Das Ende war verhältnismäßig ... unspektakulär, um es so zu sagen. Die Botschaft hat mir sehr gefallen, aber insgesamt läuft alles ein bisschen zu glatt. Weder Claires Ehemann noch die Leute, mit denen Eva verkehrt, sind am Ende eine ernsthafte Bedrohung. Mir hat es durchaus gefallen, dass beide Frauen sich gegen die Männer in ihrem Leben verteidigen konnten, aber ein bisschen mehr Schwierigkeiten hätte ich mir schon gewünscht.
Von daher komme ich zu dem Entschluss, dass es sich bei diesem Buch um einen durchaus gelungenen Roman handelt - aber nicht unbedingt um einen gelungenen Thriller.
Nachdem Elias Mist gebaut hat, flieht er zu seiner Oma Cato, die ihm durch ihre eigene Geschichte bewusst macht, dass Elias noch viel zu lernen hat. Sechsundzwanzig Jahre früher: Cato flieht zusammen mit Elias‘ damals noch zwölfjähriger Mutter Kira vor ihrem gewalttätigen Ehemann. Im Moor hat sie eine Hütte geerbt, in der sie sich sicher fühlt – und wo die beiden eine ungewöhnliche Entdeckung machen: Ein Wandteppich mit merkwürdigen Symbolen, die eine lange vergangene Geschichte erzählen. Während Cato sich ein neues Leben aufzubauen versucht und hofft, dass ihr Ehemann sie nicht findet, forscht sie nach, was wirklich das Geheimnis des Moors ist …

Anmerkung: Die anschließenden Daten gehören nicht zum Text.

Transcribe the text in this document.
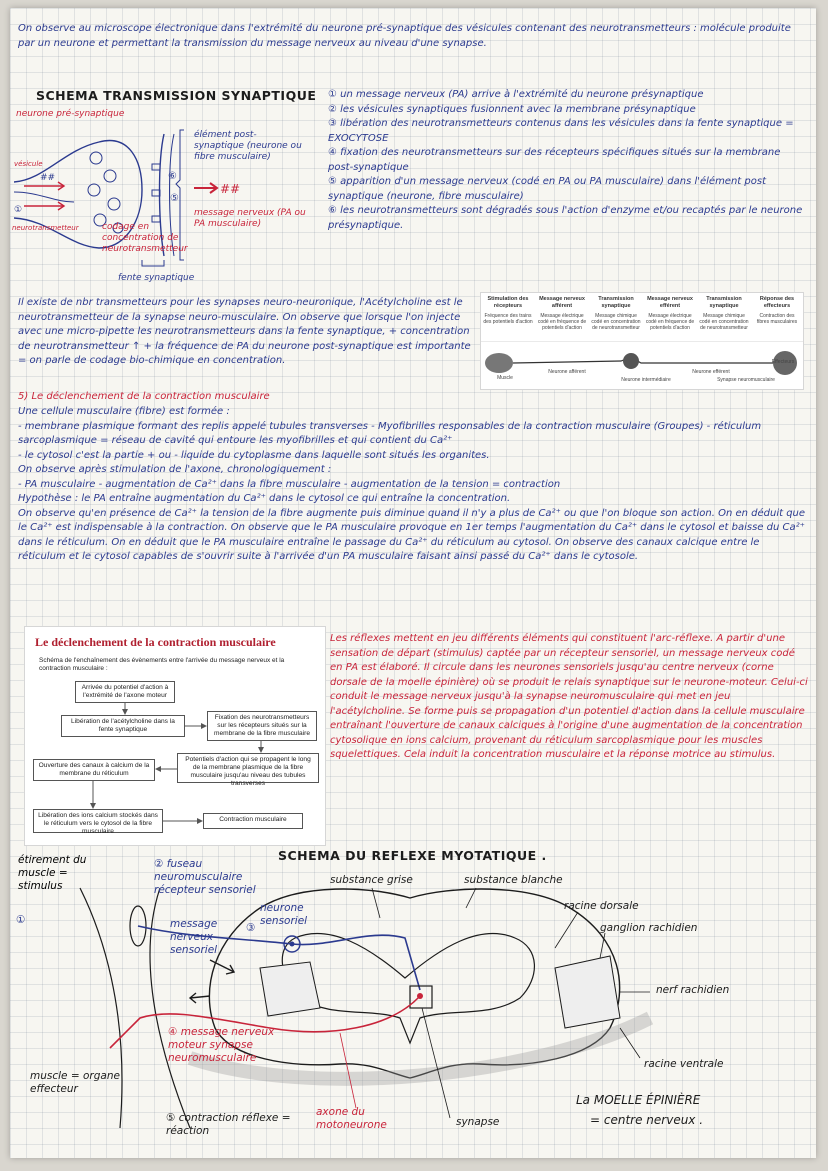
On observe au microscope électronique dans l'extrémité du neurone pré-synaptique des vésicules contenant des neurotransmetteurs : molécule produite par un neurone et permettant la transmission du message nerveux au niveau d'une synapse.
SCHEMA TRANSMISSION SYNAPTIQUE
neurone pré-synaptique
##
##
élément post-synaptique (neurone ou fibre musculaire)
message nerveux (PA ou PA musculaire)
codage en concentration de neurotransmetteur
fente synaptique
vésicule
neurotransmetteur
①
⑥
⑤

① un message nerveux (PA) arrive à l'extrémité du neurone présynaptique

② les vésicules synaptiques fusionnent avec la membrane présynaptique

③ libération des neurotransmetteurs contenus dans les vésicules dans la fente synaptique = EXOCYTOSE

④ fixation des neurotransmetteurs sur des récepteurs spécifiques situés sur la membrane post-synaptique

⑤ apparition d'un message nerveux (codé en PA ou PA musculaire) dans l'élément post synaptique (neurone, fibre musculaire)

⑥ les neurotransmetteurs sont dégradés sous l'action d'enzyme et/ou recaptés par le neurone présynaptique.

Il existe de nbr transmetteurs pour les synapses neuro-neuronique, l'Acétylcholine est le neurotransmetteur de la synapse neuro-musculaire. On observe que lorsque l'on injecte avec une micro-pipette les neurotransmetteurs dans la fente synaptique, + concentration de neurotransmetteur ↑ + la fréquence de PA du neurone post-synaptique est importante = on parle de codage bio-chimique en concentration.
Stimulation des récepteurs
Message nerveux afférent
Transmission synaptique
Message nerveux efférent
Transmission synaptique
Réponse des effecteurs
Fréquence des trains des potentiels d'action
Message électrique codé en fréquence de potentiels d'action
Message chimique codé en concentration de neurotransmetteur
Message électrique codé en fréquence de potentiels d'action
Message chimique codé en concentration de neurotransmetteur
Contraction des fibres musculaires
Muscle
Neurone afférent
Neurone intermédiaire
Neurone efférent
Synapse neuromusculaire
Effecteurs
5) Le déclenchement de la contraction musculaire

Une cellule musculaire (fibre) est formée :

- membrane plasmique formant des replis appelé tubules transverses - Myofibrilles responsables de la contraction musculaire (Groupes) - réticulum sarcoplasmique = réseau de cavité qui entoure les myofibrilles et qui contient du Ca²⁺

- le cytosol c'est la partie + ou - liquide du cytoplasme dans laquelle sont situés les organites.

On observe après stimulation de l'axone, chronologiquement :

- PA musculaire - augmentation de Ca²⁺ dans la fibre musculaire - augmentation de la tension = contraction

Hypothèse : le PA entraîne augmentation du Ca²⁺ dans le cytosol ce qui entraîne la concentration.

On observe qu'en présence de Ca²⁺ la tension de la fibre augmente puis diminue quand il n'y a plus de Ca²⁺ ou que l'on bloque son action. On en déduit que le Ca²⁺ est indispensable à la contraction. On observe que le PA musculaire provoque en 1er temps l'augmentation du Ca²⁺ dans le cytosol et baisse du Ca²⁺ dans le réticulum. On en déduit que le PA musculaire entraîne le passage du Ca²⁺ du réticulum au cytosol. On observe des canaux calcique entre le réticulum et le cytosol capables de s'ouvrir suite à l'arrivée d'un PA musculaire faisant ainsi passé du Ca²⁺ dans le cytosole.

Le déclenchement de la contraction musculaire
Schéma de l'enchaînement des évènements entre l'arrivée du message nerveux et la contraction musculaire :
Arrivée du potentiel d'action à l'extrémité de l'axone moteur
Libération de l'acétylcholine dans la fente synaptique
Fixation des neurotransmetteurs sur les récepteurs situés sur la membrane de la fibre musculaire
Potentiels d'action qui se propagent le long de la membrane plasmique de la fibre musculaire jusqu'au niveau des tubules transverses
Ouverture des canaux à calcium de la membrane du réticulum
Libération des ions calcium stockés dans le réticulum vers le cytosol de la fibre musculaire
Contraction musculaire
Les réflexes mettent en jeu différents éléments qui constituent l'arc-réflexe. A partir d'une sensation de départ (stimulus) captée par un récepteur sensoriel, un message nerveux codé en PA est élaboré. Il circule dans les neurones sensoriels jusqu'au centre nerveux (corne dorsale de la moelle épinière) où se produit le relais synaptique sur le neurone-moteur. Celui-ci conduit le message nerveux jusqu'à la synapse neuromusculaire qui met en jeu l'acétylcholine. Se forme puis se propagation d'un potentiel d'action dans la cellule musculaire entraînant l'ouverture de canaux calciques à l'origine d'une augmentation de la concentration cytosolique en ions calcium, provenant du réticulum sarcoplasmique pour les muscles squelettiques. Cela induit la concentration musculaire et la réponse motrice au stimulus.
SCHEMA DU REFLEXE MYOTATIQUE .
étirement du muscle = stimulus
①
② fuseau neuromusculaire récepteur sensoriel
message nerveux sensoriel
③
neurone sensoriel
substance grise	substance blanche
racine dorsale
ganglion rachidien
nerf rachidien
racine ventrale
④ message nerveux moteur synapse neuromusculaire
muscle = organe effecteur
⑤ contraction réflexe = réaction
axone du motoneurone	synapse
La MOELLE ÉPINIÈRE
= centre nerveux .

Ich habe mich am Anfang unglaublich schwer damit getan, in das Buch reinzukommen, weil zum einen die Anfangssituation mit der gewalttätigen Ehe sehr deprimierend beschrieben war und zum anderen erst mal nicht allzu viel passierte. Gerade, wie realistisch der erste Punkt dargestellt wurde, hat mich ganz schön runtergezogen, obwohl er natürlich ein Pluspunkt für den Realismus der Handlung ist. Zusätzlich jedoch gab es neben Elias und Cato (wobei letztere definitiv die wichtigste Rolle hat) auch noch einen dritten Handlungsstrang mit Aletta, der Mitte der achtzehnten Jahrhunderts spielt und mich am Anfang so wenig interessierte, dass die Handlung sich immer so anfühlte, als würde sie zum Stillstand kommen, sobald es um ihre Sichtweise ging.
Erst, als beide Frauen in ihrer jeweiligen Zeitlinie eine Entdeckung im Moor machten (nach circa 200 Seiten), nahm die Geschichte Fahrt auf und ich wurde sehr investiert in alle drei Handlungsstränge. Der Spannungsfaktor, der durch den Fund und die etablierten Beziehungen entstand, trieb mich zum Weiterlesen an: Ich wollte wissen, wie Cato sich ein neues Leben aufbaut und wie es ihr gelingt, ihren Mann Sven hinter sich zu lassen, wie Elias aus seinen Fehlern und den Fehlern des Patriarchats lernt und wie Aletta ihre Dorfgemeinschaft, aber auch ihre wachsende Liebe zu Krischan schützen kann. Zwar hatte Aletta für mich immer noch am wenigsten Relevanz, aber natürlich werden alle drei Handlungsstränge letztendlich zufriedenstellend miteinander verwoben.
Die Beziehungen zwischen den Charakteren – sowohl die Romanzen als auch die familiären Bindungen – waren gut umgesetzt und kamen zusätzlich mit einer guten Botschaft daher, bei der ich sogar lange zweifelte, ob sie sich wirklich durchsetzen würde können. Der Teil der Handlung nach dem Fund war im äquivalenten Masse spannend (durch die Androhung von Svens Erscheinen) und ruhig (durch den Wiederaufbau eines neues Lebens für Cato und ihre Tochter). Dieser Handlungsstrang faszinierte mich definitiv am meisten und ich bin froh, dass er auch am meisten Aufmerksamkeit bekam.
Allzu große Überraschungen gibt es nicht, obwohl die Geschichte auch nicht SO vorhersehbar ist, wie es zunächst den Anschein hat. Letztendlich lohnte sich die Lektüre für mich, weil mir die Handlungs- und Charakterentwicklung so gefiel, aber alle anderen Leser:innen sollten bedenken, dass es dafür eine ganze Weile braucht!